‘Jupiter’ is the fifth planet from the Sun and is also the largest planet in the ‘Solar System’. This gigantic planet is at a distance of 484 million miles (778 million kilometers) from the Sun and is the second largest object in the Solar System after Sun.

‘Jupiter’ is called a Gas Giant because it is so large and is made mostly of gases which are mainly Hydrogen, Helium, Methane and Ammonia. Jupiter is made of many of the same materials as stars, in fact if it had been 80 times more massive than what it is, it might have become a star instead of a planet.

Earth’s size comparison with Jupiter

‘Jupiter’ is so massive that it would take more than 300 Earths to equal Jupiter’s mass, it is twice as massive as all of the other planets in the Solar System put together and has a diameter of more than 88000 miles or 142000 kilometers. Jupiter is so large that if it were a big jar, more than 1300 Earths could fit inside of it. This planet has been observed for thousands of years and was known to the ancient Romans who named it after Jupiter the king of the Gods.

‘Jupiter’ is the third brightest object in the night sky dimmer only than the moon and Venus. ‘Jupiter’ is so far from the Sun that it takes almost 12 Earth years to orbit around the Sun. Although Jupiter’s orbit is much longer than the Earth’s it’s day is much shorter, the Earth rotates once every 24 hours whereas Jupiter takes just 9 hours to rotate about it’s axis which is faster than any other planet in the Solar System. Spinning so quickly causes strong weather patterns in the clouds surrounding the planet and this makes Jupiter the stormiest planet in the Solar System.

The Great Red Spot

There is a huge whirlpool of storms on Jupiter which is known as The Great Red Spot which has been running from centuries. The Great Red Spot was first observed more than 350 years ago by Robert Hooke and it can be seen using a telescope.

Earth’s size comparison with Great Red Spot

The Great Red Spot is huge, in fact it is larger than the Earth, however recent observations have shown that the Great Red Spot is shrinking and is currently at the smallest size it has ever been observed. Temperatures in Jupiter’s clouds are far below freezing which are negative 234 degrees fahrenheit or negative 145 degrees celsius, but near the center it is much hotter. Core temperatures on Jupiter may reach 43000 degrees fahrenheit or 24000 degrees celsius which is hotter than the surface of the Sun.

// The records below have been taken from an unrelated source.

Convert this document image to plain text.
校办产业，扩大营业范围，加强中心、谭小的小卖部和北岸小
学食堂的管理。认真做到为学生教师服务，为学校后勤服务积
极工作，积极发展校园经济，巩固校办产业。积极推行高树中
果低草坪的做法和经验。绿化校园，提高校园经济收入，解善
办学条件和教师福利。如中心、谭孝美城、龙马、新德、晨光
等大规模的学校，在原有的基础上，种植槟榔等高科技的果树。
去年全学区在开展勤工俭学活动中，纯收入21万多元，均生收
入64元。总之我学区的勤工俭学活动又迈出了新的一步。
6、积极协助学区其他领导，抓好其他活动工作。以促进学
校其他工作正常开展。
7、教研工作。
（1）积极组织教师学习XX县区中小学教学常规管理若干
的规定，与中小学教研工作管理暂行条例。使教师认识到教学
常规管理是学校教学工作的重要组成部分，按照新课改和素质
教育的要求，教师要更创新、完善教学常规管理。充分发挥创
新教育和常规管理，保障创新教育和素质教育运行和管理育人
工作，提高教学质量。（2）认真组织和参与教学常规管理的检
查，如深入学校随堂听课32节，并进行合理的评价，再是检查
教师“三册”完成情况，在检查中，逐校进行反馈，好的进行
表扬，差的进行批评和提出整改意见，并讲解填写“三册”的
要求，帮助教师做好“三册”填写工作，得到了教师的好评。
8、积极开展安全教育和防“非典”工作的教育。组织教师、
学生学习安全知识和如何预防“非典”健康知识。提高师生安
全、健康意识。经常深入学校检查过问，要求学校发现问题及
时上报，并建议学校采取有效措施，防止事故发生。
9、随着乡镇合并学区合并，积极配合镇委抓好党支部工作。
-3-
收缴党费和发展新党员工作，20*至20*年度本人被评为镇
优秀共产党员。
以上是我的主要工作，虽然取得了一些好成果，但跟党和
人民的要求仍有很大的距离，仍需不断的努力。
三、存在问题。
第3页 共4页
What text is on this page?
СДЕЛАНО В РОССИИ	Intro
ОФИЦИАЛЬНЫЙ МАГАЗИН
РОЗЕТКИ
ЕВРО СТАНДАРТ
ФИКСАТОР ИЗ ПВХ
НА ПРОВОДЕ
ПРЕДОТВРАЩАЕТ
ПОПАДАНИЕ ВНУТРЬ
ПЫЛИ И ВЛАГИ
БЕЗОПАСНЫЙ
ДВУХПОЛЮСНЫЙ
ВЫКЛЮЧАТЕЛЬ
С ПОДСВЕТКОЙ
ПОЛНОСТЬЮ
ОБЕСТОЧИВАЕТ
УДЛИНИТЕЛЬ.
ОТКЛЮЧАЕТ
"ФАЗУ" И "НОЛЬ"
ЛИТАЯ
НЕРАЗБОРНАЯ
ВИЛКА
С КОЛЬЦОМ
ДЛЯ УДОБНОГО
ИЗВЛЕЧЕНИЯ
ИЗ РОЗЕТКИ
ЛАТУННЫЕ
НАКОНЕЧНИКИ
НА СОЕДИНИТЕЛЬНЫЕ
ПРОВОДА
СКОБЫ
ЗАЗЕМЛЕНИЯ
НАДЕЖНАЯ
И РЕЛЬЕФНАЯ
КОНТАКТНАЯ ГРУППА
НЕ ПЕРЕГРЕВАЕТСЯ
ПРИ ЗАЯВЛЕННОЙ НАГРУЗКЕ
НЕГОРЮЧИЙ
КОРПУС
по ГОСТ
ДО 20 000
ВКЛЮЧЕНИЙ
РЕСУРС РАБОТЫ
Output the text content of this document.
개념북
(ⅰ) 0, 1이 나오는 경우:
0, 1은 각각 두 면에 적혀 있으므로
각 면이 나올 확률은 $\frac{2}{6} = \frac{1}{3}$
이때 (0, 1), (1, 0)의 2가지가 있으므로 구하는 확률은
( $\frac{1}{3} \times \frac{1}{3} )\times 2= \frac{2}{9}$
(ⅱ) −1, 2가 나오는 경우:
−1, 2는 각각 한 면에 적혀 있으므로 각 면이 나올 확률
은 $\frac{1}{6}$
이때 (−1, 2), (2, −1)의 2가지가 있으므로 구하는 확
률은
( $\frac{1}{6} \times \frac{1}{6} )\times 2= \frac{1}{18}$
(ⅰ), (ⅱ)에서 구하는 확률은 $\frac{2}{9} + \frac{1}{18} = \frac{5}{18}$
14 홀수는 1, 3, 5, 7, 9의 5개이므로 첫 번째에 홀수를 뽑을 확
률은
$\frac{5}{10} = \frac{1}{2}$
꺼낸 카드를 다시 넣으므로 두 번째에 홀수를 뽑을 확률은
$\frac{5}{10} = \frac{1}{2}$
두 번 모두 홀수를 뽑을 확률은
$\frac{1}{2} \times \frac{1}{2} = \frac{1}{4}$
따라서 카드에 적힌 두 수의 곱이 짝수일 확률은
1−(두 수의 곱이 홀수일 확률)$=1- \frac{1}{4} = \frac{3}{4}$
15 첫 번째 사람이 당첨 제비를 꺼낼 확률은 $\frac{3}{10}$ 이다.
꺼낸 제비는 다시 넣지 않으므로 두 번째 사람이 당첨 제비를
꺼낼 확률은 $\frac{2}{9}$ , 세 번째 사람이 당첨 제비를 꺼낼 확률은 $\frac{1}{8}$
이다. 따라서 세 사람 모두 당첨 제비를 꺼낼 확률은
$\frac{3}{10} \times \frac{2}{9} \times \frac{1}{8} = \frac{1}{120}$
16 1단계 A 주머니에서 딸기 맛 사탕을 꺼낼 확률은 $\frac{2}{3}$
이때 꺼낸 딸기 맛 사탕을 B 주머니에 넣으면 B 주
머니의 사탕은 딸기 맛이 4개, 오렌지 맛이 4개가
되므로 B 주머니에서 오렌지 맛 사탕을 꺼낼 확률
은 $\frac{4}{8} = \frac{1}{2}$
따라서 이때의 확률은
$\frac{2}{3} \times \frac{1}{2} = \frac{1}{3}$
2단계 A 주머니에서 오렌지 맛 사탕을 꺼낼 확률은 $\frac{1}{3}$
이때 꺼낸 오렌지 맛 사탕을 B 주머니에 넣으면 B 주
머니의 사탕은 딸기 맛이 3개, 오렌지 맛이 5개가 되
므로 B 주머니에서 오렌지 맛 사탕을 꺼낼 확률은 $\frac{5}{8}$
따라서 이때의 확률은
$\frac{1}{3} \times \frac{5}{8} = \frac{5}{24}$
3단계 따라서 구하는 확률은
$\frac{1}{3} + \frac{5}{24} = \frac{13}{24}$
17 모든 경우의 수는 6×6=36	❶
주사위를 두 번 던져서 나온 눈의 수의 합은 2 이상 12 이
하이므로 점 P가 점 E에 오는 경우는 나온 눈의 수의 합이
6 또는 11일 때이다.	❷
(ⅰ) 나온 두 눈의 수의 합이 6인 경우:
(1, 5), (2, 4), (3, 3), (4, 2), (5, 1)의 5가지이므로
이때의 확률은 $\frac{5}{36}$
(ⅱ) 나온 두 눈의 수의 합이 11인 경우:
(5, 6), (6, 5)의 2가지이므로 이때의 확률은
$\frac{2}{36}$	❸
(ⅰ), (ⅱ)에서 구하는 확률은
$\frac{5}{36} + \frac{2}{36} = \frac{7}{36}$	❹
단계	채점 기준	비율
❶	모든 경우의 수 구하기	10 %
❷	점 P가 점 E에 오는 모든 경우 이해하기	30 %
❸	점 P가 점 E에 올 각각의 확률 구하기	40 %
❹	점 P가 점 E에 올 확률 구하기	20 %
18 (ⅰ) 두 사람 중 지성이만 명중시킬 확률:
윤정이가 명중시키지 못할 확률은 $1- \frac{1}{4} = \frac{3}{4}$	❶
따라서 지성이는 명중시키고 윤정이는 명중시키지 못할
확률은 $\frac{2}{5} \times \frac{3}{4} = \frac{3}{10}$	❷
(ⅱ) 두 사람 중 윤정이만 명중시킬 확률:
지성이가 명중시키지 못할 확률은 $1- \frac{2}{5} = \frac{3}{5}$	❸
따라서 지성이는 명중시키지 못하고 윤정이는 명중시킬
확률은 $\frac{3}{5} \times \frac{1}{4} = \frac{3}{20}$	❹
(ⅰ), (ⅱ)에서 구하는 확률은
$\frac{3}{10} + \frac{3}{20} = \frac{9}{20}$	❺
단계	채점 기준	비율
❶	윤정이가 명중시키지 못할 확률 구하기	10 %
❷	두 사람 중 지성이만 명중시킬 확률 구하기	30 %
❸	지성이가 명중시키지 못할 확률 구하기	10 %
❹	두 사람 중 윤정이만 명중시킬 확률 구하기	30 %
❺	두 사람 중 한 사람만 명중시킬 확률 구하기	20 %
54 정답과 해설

Four largest moons of Jupiter

Jupiter has at least 67 moons out of which 55 are very small, only few miles or kilometers wide, the four largest moons of Jupiter are Io, Europa, Ganymede and Callisto and are large enough to be seen from the Earth using telescope. These four moons were discovered by the Italian astronomer Galileo Galilei about 400 years ago. Ganymede is not only the largest moon of Jupiter but is the largest moon in the entire Solar System as well, in fact Ganymede is even larger than the planet Mercury. Jupiter has a system of thin rings around it, although these rings are much smaller than the rings of Saturn, these rings are made mostly of tiny dust particles and they are so thin and so hard to see that no one knew they were there until NASA’s Voyager-1 probe approached Jupiter in 1979. Total of 8 spacecrafts have either passed or visited Jupiter since 1973, on August 5th 2011 NASA launched a 9th spacecraft called Juno to further study the planet and this spacecraft is currently orbiting the giant planet sending valuable information back to Earth.